Forensic Anthropology

The Forensic Anthropology course at UNC (ANT 330) is an applied course where students learn to analyze human skeletons resulting from unexplained deaths. In this course, students learn about human skeletal and dental anatomy, skeletal and dental growth and development, trauma analysis, and applications of these techniques to legal contexts.  Specifically, they learn to recreate the biological profile by identifying age, sex, stature, and ancestry in skeletal individuals.  They also participate in a mock forensic excavation and a mock trial.

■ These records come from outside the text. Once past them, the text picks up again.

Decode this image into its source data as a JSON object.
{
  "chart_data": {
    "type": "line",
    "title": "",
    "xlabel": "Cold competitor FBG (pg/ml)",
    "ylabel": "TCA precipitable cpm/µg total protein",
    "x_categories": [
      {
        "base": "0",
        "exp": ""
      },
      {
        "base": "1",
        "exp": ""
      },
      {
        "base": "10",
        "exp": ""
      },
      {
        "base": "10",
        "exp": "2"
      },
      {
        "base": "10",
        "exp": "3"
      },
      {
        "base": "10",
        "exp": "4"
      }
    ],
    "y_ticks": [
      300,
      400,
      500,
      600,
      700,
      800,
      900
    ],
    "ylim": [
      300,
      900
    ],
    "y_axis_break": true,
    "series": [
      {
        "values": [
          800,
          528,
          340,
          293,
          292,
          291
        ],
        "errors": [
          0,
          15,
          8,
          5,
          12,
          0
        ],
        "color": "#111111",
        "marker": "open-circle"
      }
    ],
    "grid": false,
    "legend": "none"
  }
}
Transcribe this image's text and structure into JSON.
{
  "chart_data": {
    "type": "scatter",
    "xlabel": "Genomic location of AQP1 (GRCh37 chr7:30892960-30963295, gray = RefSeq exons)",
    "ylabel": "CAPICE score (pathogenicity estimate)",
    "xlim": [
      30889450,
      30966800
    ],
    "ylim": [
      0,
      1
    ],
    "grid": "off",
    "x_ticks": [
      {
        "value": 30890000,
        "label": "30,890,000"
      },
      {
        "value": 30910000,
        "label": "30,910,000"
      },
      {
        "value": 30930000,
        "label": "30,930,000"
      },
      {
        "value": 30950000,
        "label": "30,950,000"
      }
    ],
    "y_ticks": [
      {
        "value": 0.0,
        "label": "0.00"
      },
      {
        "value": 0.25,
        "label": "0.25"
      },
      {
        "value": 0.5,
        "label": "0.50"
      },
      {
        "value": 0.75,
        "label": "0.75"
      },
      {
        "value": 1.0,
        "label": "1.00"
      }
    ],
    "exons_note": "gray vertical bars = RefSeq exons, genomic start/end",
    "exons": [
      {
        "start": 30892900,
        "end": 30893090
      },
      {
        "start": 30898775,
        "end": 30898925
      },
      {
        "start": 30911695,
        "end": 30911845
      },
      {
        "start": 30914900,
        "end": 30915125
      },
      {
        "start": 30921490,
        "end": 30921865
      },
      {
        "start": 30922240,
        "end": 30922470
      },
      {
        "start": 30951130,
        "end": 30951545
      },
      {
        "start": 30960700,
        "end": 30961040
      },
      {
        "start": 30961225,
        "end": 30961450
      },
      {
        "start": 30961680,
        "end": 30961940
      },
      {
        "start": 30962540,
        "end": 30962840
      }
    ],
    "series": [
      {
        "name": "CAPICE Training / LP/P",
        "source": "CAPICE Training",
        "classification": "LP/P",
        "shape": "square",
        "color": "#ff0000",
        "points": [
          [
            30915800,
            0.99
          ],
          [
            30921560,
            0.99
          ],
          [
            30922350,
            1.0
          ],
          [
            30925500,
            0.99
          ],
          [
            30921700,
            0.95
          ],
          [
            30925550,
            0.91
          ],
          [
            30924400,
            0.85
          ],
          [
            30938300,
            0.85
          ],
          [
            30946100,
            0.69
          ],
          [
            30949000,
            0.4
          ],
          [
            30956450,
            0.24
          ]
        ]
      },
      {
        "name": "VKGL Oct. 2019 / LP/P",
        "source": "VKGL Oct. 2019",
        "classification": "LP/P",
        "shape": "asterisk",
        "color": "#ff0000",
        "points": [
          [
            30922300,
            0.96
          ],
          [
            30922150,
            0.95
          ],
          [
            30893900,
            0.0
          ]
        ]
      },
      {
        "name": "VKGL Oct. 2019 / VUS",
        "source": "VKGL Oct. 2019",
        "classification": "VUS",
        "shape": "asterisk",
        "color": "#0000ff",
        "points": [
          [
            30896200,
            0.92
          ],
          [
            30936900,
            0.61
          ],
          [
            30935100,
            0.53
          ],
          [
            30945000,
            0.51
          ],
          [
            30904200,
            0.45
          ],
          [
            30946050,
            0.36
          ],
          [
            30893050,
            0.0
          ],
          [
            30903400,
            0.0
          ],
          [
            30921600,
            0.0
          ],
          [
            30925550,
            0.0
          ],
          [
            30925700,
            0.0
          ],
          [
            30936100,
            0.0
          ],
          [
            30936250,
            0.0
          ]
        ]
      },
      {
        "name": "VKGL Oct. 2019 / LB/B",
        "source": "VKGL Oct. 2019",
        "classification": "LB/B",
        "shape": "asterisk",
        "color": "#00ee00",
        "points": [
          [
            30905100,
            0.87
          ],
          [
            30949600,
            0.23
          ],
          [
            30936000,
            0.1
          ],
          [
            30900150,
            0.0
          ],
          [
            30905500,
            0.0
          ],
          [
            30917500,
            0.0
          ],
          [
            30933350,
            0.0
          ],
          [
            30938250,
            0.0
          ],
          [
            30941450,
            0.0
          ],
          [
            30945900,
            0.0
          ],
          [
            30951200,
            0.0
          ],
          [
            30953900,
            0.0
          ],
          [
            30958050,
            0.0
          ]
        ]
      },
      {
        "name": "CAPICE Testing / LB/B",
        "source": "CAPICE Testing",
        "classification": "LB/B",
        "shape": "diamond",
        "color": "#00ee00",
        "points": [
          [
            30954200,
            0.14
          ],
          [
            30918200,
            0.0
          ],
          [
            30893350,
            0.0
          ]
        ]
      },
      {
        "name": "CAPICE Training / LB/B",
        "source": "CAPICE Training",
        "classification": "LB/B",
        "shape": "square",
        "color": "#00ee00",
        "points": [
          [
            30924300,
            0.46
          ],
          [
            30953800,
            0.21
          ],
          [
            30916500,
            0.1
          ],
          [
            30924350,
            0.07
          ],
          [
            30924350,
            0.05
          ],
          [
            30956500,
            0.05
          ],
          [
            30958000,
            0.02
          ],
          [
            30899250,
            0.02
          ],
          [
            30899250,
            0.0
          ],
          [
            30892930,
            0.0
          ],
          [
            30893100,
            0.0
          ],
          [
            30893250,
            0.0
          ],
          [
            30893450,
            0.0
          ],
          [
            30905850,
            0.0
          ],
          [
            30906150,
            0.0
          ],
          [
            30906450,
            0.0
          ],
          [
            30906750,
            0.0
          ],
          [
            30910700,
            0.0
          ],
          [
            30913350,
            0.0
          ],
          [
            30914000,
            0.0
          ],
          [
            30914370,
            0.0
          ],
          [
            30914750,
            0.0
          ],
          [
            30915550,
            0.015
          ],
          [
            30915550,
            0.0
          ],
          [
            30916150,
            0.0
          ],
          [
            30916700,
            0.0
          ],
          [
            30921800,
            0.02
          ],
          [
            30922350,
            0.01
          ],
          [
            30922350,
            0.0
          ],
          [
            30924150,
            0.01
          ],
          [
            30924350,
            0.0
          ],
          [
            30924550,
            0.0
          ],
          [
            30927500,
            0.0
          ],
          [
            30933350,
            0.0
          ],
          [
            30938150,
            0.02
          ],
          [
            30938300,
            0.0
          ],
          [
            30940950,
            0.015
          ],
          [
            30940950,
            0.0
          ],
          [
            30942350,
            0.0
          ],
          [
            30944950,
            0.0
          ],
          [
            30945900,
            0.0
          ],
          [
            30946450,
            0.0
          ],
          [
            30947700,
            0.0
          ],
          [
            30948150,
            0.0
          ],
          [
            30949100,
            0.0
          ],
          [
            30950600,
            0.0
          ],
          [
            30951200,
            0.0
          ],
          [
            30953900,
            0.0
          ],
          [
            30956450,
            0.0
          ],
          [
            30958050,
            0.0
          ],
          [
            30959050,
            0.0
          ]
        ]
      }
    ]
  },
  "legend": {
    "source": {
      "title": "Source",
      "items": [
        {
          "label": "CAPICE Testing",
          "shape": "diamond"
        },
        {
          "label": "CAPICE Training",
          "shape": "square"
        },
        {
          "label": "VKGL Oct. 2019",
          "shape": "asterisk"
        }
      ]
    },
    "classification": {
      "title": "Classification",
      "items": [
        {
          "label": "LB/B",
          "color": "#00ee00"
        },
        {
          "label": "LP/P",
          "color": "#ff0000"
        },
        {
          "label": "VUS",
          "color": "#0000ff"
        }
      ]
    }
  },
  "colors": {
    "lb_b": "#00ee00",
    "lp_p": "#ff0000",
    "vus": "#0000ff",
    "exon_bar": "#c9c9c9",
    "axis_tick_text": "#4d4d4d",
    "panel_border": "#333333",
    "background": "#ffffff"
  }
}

There are many opportunities at UNC for students to work with human skeletons outside of class.  UNC students have done internships at the Weld County Coroner’s Office where they helped analyze skeletons from real forensic cases.  They have also traveled to Boulder, Colorado to examine the Nubian skeletal collection housed and CU.  Finally, forensic anthropology students have gone with Dr. Kyle (McIlvaine) to Albania to examine skeletons from an ancient Greek and Roman colony.

Assistant Professor Britney Kyle gives her students hands on experience in her Forensic Anthropology course. Watch an informational video and read more about the class here!













Forensic Anthropology student Nicole Arizmendi identifies a human skeleton by matching it to it's dental records.


UNC Forensic Anthropology students excavate a mock skeleton at the Poudre Learning Center.


UNC students Jennifer Wright and Katelyn McEachern work with Albanian student Marlon to analyze skeletons in Albania.